Ayat ini menggambarkan momen kelahiran Yesus yang sangat sederhana: Maria membungkus-Nya dengan kain lampin dan membaringkan-Nya di palungan, tempat makan hewan, karena tidak ada kamar di penginapan. Ini menunjukkan bahwa Juruselamat dunia lahir dalam keadaan rendah dan tidak dianggap penting, mengajarkan bahwa kemuliaan Allah hadir dalam hal-hal yang sederhana.
Latar belakang
Tidak ada tempat — dan itu bukan kecelakaan
Maria membungkus bayinya dengan kain lampin dan membaringkannya di palungan — tempat makan hewan ternak. Ini bukan karena Maria tidak peduli, tapi karena tidak ada pilihan lain: penginapan penuh. Palungan adalah batu berlekuk atau wadah kayu tempat jerami untuk ternak. Bau, kotor, dan dingin — itulah kondisi kelahiran sang Raja.
Di mana
Betlehem
Kandang atau gua di dekat penginapan yang penuh
Kapan
~6 SM
Malam kelahiran Yesus
Yang berbicara
Lukas (narator)
Dokter Yunani, penulis Injil, teman Paulus
Kepada
Teofilus
Pembaca Yunani terpandang, mungkin pejabat Romawi
Studi kata
Kata Kunci dalam Bahasa Asli
φάτνῃ
phatne · manger
Palungan — tempat makan ternak, simbol kerendahan yang ekstrem
σπαργάνοις
sparganois · swaddling cloths
Kain lampin — kain panjang yang dililitkan ketat pada bayi baru lahir
οὐκ ἦν τόπος
ouk en topos · no room
Tidak ada tempat — kalimat pendek yang resonansinya sangat dalam
Kain lampin menunjukkan perawatan yang penuh kasih; palungan menunjukkan keterbatasan yang nyata. Lukas tidak mendramatisasi — ia hanya mencatat fakta yang sudah cukup dramatis.
Tahukah kamu
Palungan itu mungkin di dalam gua, bukan kandang kayu
Tradisi kuno dan arkeologi menunjukkan bahwa banyak rumah di Betlehem punya gua di bawah atau di belakang rumah untuk tempat ternak di malam hari.

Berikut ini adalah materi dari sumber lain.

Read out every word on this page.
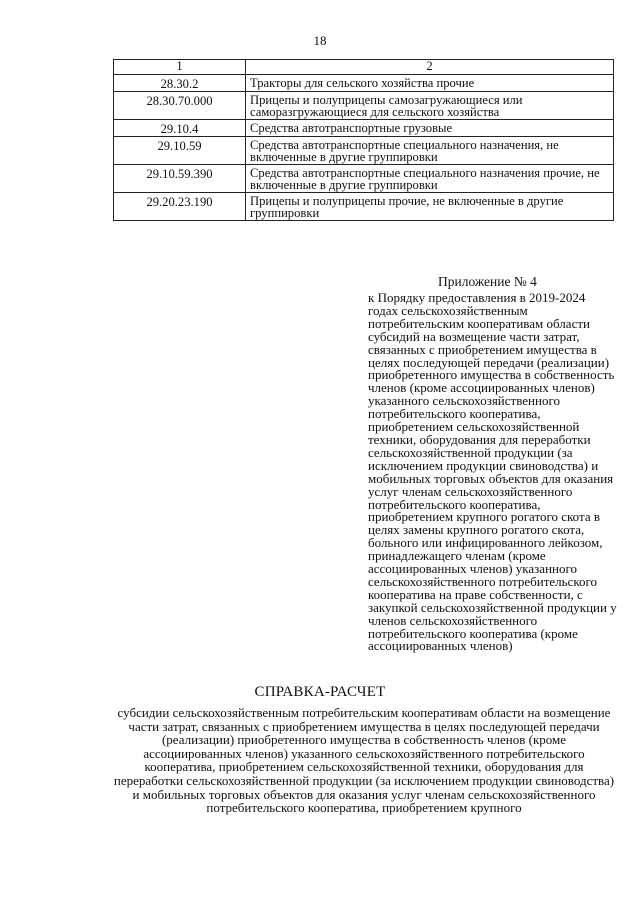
18
1	2
28.30.2	Тракторы для сельского хозяйства прочие
28.30.70.000	Прицепы и полуприцепы самозагружающиеся или саморазгружающиеся для сельского хозяйства
29.10.4	Средства автотранспортные грузовые
29.10.59	Средства автотранспортные специального назначения, не включенные в другие группировки
29.10.59.390	Средства автотранспортные специального назначения прочие, не включенные в другие группировки
29.20.23.190	Прицепы и полуприцепы прочие, не включенные в другие группировки
Приложение № 4
к Порядку предоставления в 2019-2024 годах сельскохозяйственным потребительским кооперативам области субсидий на возмещение части затрат, связанных с приобретением имущества в целях последующей передачи (реализации) приобретенного имущества в собственность членов (кроме ассоциированных членов) указанного сельскохозяйственного потребительского кооператива, приобретением сельскохозяйственной техники, оборудования для переработки сельскохозяйственной продукции (за исключением продукции свиноводства) и мобильных торговых объектов для оказания услуг членам сельскохозяйственного потребительского кооператива, приобретением крупного рогатого скота в целях замены крупного рогатого скота, больного или инфицированного лейкозом, принадлежащего членам (кроме ассоциированных членов) указанного сельскохозяйственного потребительского кооператива на праве собственности, с закупкой сельскохозяйственной продукции у членов сельскохозяйственного потребительского кооператива (кроме ассоциированных членов)
СПРАВКА-РАСЧЕТ
субсидии сельскохозяйственным потребительским кооперативам области на возмещение части затрат, связанных с приобретением имущества в целях последующей передачи (реализации) приобретенного имущества в собственность членов (кроме ассоциированных членов) указанного сельскохозяйственного потребительского кооператива, приобретением сельскохозяйственной техники, оборудования для переработки сельскохозяйственной продукции (за исключением продукции свиноводства) и мобильных торговых объектов для оказания услуг членам сельскохозяйственного потребительского кооператива, приобретением крупного
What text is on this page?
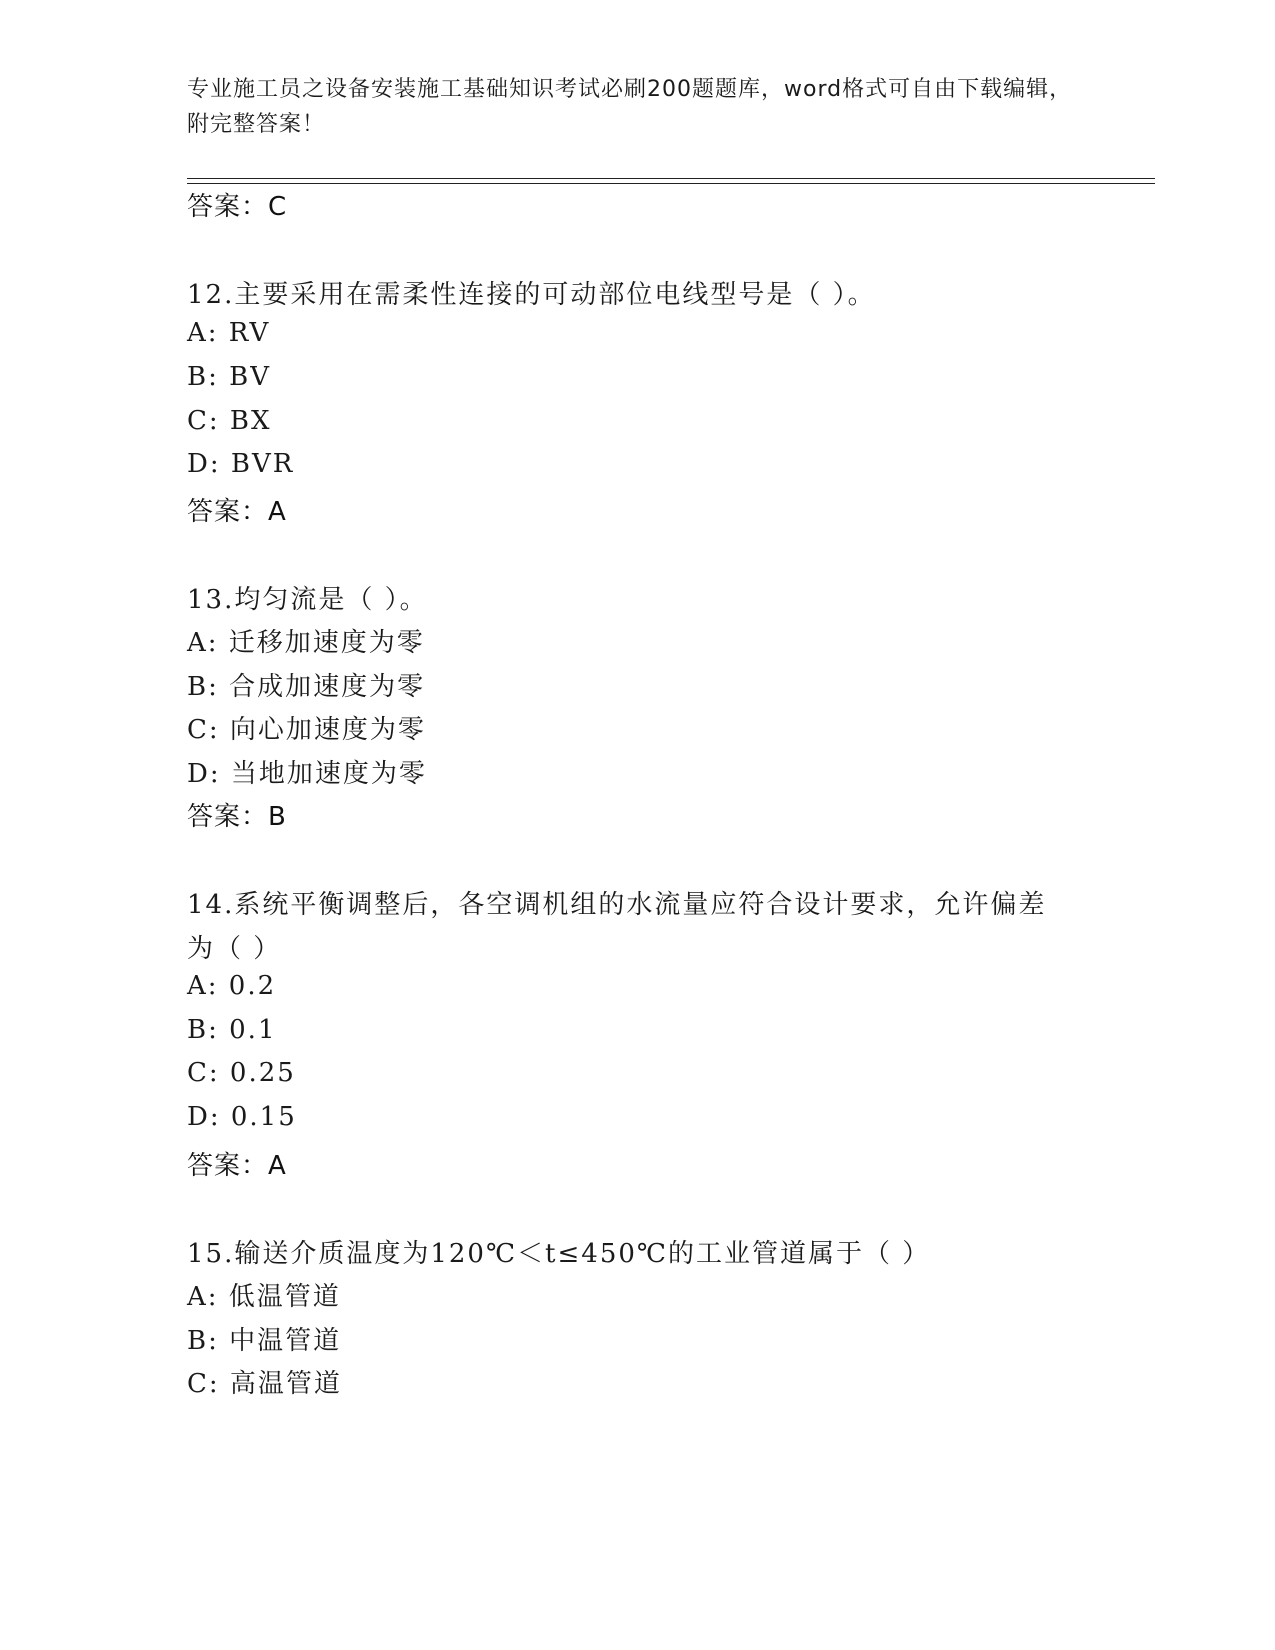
专业施工员之设备安装施工基础知识考试必刷200题题库，word格式可自由下载编辑，附完整答案！
答案：C
12.主要采用在需柔性连接的可动部位电线型号是（ ）。
A: RV
B: BV
C: BX
D: BVR
答案：A
13.均匀流是（ ）。
A: 迁移加速度为零
B: 合成加速度为零
C: 向心加速度为零
D: 当地加速度为零
答案：B
14.系统平衡调整后，各空调机组的水流量应符合设计要求，允许偏差
为（ ）
A: 0.2
B: 0.1
C: 0.25
D: 0.15
答案：A
15.输送介质温度为120℃＜t≤450℃的工业管道属于（ ）
A: 低温管道
B: 中温管道
C: 高温管道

Bayi Yesus kemungkinan lahir di gua batu, bukan kandang kayu seperti yang sering digambarkan.
Ayat terkait
Ayat Lain yang Menggemakan Lukas 2:7
Yesaya 53:2
Mesias yang diharapkan datang dalam kerendahan, bukan kemegahan
“Ia tidak tampan dan semaraknya pun tidak ada sehingga kita memandang dia”
2 Korintus 8:9
Kelahiran di palungan adalah inkarnasi kemiskinan ilahi
“Ia yang kaya menjadi miskin karena kamu, supaya kamu menjadi kaya”
Yohanes 1:11
Tidak ada tempat di penginapan adalah gambaran awal dari penolakan yang akan terus terjadi
“Ia datang kepada milik kepunyaan-Nya, tetapi orang-orang kepunyaan-Nya itu tidak menerima-Nya”
Sering disalahpahami
Salah Kaprah tentang Lukas 2:7
✕ Sering dikira
Maria dan Yusuf adalah orang miskin yang tidak mampu bayar penginapan
✓ Yang sebenarnya
Penginapan penuh karena sensus — masalahnya bukan uang, tapi tidak ada kamar yang tersedia
✕ Sering dikira
Yesus lahir di kandang kayu di luar kota
✓ Yang sebenarnya
Kemungkinan besar lahir di gua yang menjadi bagian dari struktur rumah penduduk Betlehem
Renungan
Renungan Singkat Lukas 2:7
Kita sering mencari Tuhan dalam hal-hal yang megah dan spektakuler, padahal Dia bisa hadir dalam keadaan biasa dan sederhana. Mari belajar melihat kehadiran-Nya dalam rutinitas sehari-hari, pekerjaan, dan keluarga kita.
Tuhan, buka mata kami untuk melihat kehadiran-Mu dalam hal-hal yang sederhana dalam hidup kami, dan beri kami kerendahan hati untuk menyambut-Mu di sana. Amin.